Proprio in rappresentanza della Italian Nurses Society, ho ricevuto segnali incoraggianti di apertura ad un costruttivo e proficuo confronto, dopo essere stato ricevuto dal Comitato Centrale Fnopi, alla fine di luglio. Credo che, se l’infermieristica italiana e tutto il sistema sanitario intenda davvero evolversi, dovrebbe attingere dal suo vero ed unico modello di riferimento, ovvero dall’NHS, che – non dimentichiamocelo – ha ispirato e modellato la nascita del nostro Servizio Sanitario Nazionale, nel lontano 1978.

Mi preoccupa invece constatare che, sempre più spesso, studi e ricerche prendano in considerazione i sistemi sanitari tedesco ed americano, che sono a forte impronta privatistica.

Non sono d’accordo con questa impostazione: la sanità può seguire alcuni parametri aziendalistici, ma non è un’azienda. Quando lo diventerà, sarà una vittoria per alcuni ricchi capitalisti, ma una sconfitta per il resto della società. Sono orgoglioso di lavorare nell’NHS proprio perché invece eroga un’assistenza sanitaria gratuita a tutti, molto più del nostro SSN.

Un’ultima domanda. Consiglieresti ancora ad un infermiere italiano in terra britannica?
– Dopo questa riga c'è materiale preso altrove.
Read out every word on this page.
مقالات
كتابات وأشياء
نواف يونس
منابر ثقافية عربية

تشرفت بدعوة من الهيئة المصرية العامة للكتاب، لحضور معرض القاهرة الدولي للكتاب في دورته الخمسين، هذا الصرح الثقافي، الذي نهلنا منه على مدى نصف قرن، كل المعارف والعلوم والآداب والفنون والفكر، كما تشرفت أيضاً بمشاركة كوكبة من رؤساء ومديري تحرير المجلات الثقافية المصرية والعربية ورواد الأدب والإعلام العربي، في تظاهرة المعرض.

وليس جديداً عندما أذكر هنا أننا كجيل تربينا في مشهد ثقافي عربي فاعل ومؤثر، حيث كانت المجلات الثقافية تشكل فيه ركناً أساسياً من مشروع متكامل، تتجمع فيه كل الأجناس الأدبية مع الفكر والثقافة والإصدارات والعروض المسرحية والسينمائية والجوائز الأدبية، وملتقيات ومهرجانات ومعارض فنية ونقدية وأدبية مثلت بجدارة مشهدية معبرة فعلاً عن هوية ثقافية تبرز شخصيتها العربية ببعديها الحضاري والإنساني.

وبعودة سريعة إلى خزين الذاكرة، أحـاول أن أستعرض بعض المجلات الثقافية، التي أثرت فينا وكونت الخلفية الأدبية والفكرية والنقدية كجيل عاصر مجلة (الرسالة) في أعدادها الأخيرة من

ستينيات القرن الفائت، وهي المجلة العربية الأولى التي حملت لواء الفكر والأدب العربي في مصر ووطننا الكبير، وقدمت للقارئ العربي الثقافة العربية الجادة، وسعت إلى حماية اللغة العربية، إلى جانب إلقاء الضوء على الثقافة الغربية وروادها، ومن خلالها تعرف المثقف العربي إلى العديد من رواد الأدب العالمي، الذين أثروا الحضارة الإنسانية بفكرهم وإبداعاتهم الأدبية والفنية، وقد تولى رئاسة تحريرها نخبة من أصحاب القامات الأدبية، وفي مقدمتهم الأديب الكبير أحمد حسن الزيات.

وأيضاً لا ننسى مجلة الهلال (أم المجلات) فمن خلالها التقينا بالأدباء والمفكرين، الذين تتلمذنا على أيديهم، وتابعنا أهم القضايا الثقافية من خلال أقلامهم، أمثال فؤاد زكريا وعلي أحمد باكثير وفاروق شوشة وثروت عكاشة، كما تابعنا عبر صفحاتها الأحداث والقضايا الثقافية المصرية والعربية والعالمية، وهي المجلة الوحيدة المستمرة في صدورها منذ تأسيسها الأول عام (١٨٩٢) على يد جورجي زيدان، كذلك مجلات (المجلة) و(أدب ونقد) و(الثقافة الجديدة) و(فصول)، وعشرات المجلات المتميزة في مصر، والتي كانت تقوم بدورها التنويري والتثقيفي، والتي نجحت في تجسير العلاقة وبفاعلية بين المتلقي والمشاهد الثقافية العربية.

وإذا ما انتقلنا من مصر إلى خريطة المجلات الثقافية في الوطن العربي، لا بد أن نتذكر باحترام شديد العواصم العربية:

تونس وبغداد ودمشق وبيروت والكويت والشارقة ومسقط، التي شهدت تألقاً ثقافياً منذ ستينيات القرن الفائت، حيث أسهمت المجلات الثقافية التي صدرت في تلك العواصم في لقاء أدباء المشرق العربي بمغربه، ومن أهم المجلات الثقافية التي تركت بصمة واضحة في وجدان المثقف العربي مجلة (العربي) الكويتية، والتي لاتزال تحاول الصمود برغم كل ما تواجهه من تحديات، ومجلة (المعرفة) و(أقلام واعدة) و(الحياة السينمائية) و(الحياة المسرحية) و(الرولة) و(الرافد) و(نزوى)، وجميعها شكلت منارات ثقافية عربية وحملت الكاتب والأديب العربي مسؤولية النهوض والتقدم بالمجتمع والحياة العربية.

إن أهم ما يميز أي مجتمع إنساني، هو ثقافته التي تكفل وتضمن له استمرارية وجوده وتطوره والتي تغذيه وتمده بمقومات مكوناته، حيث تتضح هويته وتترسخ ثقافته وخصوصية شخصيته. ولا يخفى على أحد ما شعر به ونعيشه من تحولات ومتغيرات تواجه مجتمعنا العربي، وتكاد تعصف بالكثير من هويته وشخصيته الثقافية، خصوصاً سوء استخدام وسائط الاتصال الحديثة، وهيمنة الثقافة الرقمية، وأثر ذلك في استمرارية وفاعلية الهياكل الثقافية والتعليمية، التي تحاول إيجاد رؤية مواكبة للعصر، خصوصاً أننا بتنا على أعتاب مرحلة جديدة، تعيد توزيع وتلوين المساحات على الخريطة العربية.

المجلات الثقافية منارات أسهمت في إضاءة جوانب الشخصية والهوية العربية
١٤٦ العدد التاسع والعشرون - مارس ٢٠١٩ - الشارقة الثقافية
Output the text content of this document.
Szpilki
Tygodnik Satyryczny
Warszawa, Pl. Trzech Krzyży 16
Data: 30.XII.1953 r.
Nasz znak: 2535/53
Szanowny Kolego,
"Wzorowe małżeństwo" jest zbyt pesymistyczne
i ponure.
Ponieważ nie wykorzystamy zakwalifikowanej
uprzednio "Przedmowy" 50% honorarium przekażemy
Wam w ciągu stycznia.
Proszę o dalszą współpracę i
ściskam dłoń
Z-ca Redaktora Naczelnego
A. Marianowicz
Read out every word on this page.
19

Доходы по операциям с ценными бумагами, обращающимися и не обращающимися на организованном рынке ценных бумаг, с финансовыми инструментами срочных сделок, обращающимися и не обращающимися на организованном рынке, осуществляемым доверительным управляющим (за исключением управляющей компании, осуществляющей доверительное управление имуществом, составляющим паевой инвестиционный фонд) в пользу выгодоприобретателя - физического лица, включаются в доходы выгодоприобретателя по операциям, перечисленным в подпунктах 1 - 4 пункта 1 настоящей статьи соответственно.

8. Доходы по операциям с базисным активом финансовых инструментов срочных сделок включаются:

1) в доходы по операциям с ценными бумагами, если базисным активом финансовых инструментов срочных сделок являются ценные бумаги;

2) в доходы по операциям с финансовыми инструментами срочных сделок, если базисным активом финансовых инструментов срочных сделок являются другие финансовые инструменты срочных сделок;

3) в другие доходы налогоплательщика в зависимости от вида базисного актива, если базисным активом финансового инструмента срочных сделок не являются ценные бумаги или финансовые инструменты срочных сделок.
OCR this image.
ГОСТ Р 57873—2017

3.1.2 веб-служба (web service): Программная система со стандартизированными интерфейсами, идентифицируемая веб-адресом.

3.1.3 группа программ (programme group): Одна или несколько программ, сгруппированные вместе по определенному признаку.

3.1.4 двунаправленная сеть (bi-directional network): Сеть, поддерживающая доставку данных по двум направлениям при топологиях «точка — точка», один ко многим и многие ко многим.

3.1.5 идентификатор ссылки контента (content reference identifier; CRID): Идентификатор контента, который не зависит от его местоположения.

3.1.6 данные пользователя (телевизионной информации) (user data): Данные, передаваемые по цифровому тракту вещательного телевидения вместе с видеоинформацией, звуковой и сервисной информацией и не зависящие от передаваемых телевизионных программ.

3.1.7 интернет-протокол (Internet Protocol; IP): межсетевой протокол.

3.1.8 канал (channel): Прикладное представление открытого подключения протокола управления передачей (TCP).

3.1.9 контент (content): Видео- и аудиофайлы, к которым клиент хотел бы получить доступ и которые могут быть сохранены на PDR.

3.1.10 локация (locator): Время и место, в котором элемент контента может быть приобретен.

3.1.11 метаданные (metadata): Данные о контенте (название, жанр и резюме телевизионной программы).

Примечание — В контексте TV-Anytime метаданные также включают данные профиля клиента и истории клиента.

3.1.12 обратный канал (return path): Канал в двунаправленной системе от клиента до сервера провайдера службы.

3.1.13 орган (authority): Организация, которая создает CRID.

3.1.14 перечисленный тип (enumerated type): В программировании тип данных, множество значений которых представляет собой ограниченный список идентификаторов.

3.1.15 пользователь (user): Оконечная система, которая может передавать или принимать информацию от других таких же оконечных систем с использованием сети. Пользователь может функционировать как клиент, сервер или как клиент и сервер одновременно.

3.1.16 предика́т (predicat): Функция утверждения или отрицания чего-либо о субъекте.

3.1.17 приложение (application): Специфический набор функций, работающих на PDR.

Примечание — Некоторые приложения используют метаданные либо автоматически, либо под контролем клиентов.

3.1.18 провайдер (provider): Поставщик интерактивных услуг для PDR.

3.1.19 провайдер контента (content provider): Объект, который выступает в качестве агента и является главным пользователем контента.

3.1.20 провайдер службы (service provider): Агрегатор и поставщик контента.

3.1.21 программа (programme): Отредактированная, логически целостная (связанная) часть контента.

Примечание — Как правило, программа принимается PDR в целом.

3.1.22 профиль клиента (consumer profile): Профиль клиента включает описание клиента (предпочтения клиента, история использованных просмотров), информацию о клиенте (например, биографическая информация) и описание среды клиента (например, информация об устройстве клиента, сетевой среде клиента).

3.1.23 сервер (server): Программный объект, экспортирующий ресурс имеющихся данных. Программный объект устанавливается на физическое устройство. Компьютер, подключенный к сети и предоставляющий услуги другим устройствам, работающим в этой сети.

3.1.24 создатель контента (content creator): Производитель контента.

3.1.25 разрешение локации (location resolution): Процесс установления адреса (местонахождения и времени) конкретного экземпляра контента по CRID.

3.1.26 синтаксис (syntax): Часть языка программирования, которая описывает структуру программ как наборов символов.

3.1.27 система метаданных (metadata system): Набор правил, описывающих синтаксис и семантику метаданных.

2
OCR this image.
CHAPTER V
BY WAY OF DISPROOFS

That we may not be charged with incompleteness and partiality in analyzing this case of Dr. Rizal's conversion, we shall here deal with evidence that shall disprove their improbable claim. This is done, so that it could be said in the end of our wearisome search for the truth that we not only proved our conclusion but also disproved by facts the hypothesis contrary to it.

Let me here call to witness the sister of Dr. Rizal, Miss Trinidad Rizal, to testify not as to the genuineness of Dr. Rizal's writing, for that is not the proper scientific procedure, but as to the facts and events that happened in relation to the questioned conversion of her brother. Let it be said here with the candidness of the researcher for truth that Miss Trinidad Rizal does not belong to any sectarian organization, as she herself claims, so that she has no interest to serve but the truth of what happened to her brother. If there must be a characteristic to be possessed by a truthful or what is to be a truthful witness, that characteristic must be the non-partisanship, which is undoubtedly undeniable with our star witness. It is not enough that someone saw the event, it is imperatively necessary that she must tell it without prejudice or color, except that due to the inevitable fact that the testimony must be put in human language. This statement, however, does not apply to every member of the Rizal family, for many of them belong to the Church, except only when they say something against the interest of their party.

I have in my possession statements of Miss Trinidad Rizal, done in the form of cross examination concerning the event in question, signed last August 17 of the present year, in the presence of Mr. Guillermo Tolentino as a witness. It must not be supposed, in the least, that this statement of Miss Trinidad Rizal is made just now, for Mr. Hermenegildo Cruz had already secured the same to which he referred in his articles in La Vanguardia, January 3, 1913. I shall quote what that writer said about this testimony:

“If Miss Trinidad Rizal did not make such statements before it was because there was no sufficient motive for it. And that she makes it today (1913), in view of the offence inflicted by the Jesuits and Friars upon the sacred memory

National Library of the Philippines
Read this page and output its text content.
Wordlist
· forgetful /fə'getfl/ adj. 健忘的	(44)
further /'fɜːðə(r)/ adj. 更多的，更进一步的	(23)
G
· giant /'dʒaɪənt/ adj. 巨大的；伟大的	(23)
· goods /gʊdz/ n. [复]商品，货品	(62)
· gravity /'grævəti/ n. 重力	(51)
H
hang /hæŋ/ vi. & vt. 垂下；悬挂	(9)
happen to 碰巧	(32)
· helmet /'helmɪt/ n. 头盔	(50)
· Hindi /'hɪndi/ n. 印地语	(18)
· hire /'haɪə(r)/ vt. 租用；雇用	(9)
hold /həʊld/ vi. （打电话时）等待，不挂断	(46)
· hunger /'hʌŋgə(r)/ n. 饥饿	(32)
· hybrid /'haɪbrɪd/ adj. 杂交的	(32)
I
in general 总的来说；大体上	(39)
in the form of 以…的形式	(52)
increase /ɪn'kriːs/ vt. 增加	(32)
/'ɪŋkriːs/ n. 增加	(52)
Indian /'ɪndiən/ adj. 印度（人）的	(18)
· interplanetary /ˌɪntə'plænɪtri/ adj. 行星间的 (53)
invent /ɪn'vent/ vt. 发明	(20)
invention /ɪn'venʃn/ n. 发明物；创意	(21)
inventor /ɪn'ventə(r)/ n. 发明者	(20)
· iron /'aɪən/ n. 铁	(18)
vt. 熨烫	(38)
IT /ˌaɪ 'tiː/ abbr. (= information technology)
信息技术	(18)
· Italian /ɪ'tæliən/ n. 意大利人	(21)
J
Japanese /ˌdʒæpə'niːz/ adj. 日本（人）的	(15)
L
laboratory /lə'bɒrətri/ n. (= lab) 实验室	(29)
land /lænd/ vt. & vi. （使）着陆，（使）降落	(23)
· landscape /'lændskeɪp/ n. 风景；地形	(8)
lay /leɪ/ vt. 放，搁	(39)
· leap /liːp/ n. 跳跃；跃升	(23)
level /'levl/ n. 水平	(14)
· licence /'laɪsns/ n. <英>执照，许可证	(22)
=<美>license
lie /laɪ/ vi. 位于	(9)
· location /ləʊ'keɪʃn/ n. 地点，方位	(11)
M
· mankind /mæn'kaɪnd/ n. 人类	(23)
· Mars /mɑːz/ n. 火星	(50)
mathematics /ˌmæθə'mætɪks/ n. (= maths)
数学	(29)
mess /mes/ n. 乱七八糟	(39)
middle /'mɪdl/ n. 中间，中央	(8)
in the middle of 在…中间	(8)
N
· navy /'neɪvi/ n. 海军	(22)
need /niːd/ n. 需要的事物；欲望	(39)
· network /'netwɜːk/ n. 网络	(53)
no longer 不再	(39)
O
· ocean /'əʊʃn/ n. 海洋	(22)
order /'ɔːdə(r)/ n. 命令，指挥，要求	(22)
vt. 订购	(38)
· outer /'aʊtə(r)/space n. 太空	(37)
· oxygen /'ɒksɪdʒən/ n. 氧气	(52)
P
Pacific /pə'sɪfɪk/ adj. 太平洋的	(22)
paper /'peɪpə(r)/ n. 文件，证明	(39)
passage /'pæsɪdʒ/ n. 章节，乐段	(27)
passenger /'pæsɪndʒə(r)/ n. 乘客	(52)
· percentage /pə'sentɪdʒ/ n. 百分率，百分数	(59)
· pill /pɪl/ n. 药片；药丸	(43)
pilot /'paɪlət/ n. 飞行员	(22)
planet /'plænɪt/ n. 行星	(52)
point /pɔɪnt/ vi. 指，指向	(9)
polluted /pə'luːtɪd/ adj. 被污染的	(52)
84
Nonostante gli aspetti negativi della realtà inglese e i dubbi sul futuro, essere infermiere all’estero è un’esperienza che apre le porte del mondo e della mente, per cui la consiglio vivamente, ma solo a chiunque senta un’autentica spinta interiore a farlo. Occorrono estrema flessibilità e capacità di adattamento, propensione al sacrificio. Si svolge una professione già di per sé complessa, per di più in una lingua straniera, in un sistema con regole differenti ed in una realtà per giunta multiculturale, come quella delle grandi metropoli britanniche. La sfida è molto impegnativa e bisogna saper digerire anche le sconfitte, che saranno inevitabili, per ripartire con sempre maggiore grinta, sfuggendo invece alle batoste, quelle che ti fanno tornare a casa pieno di rabbia ed in lacrime. Non voglio però dipingere un quadro melodrammatico: non è impossibile farcela, anzi. Diversi colleghi sono già lanciati, dopo pochi anni, in una brillante carriera ed alcuni hanno raggiunto traguardi impensabili in Italia. Come infermieri italiani, abbiamo vissuto esperienze all’estero solo negli ultimi cinque anni e solo per via della crisi economica. Siamo usciti dal nostro orticello con gravissimo ritardo rispetto ad altre professioni, come quella medica, che invece vede molti giovani recarsi in prestigiose realtà ospedaliere da decenni. Meglio così: il flusso migratorio è nato da una necessità, ma se la categoria infermieristica e, in primo luogo, la nostra rappresentanza professionale in Italia, sapranno cogliere l’immenso valore dell’apertura ai rapporti con realtà estere, allora l’iniziale bisogno si trasformerà, negli anni, in una straordinaria opportunità di evoluzione.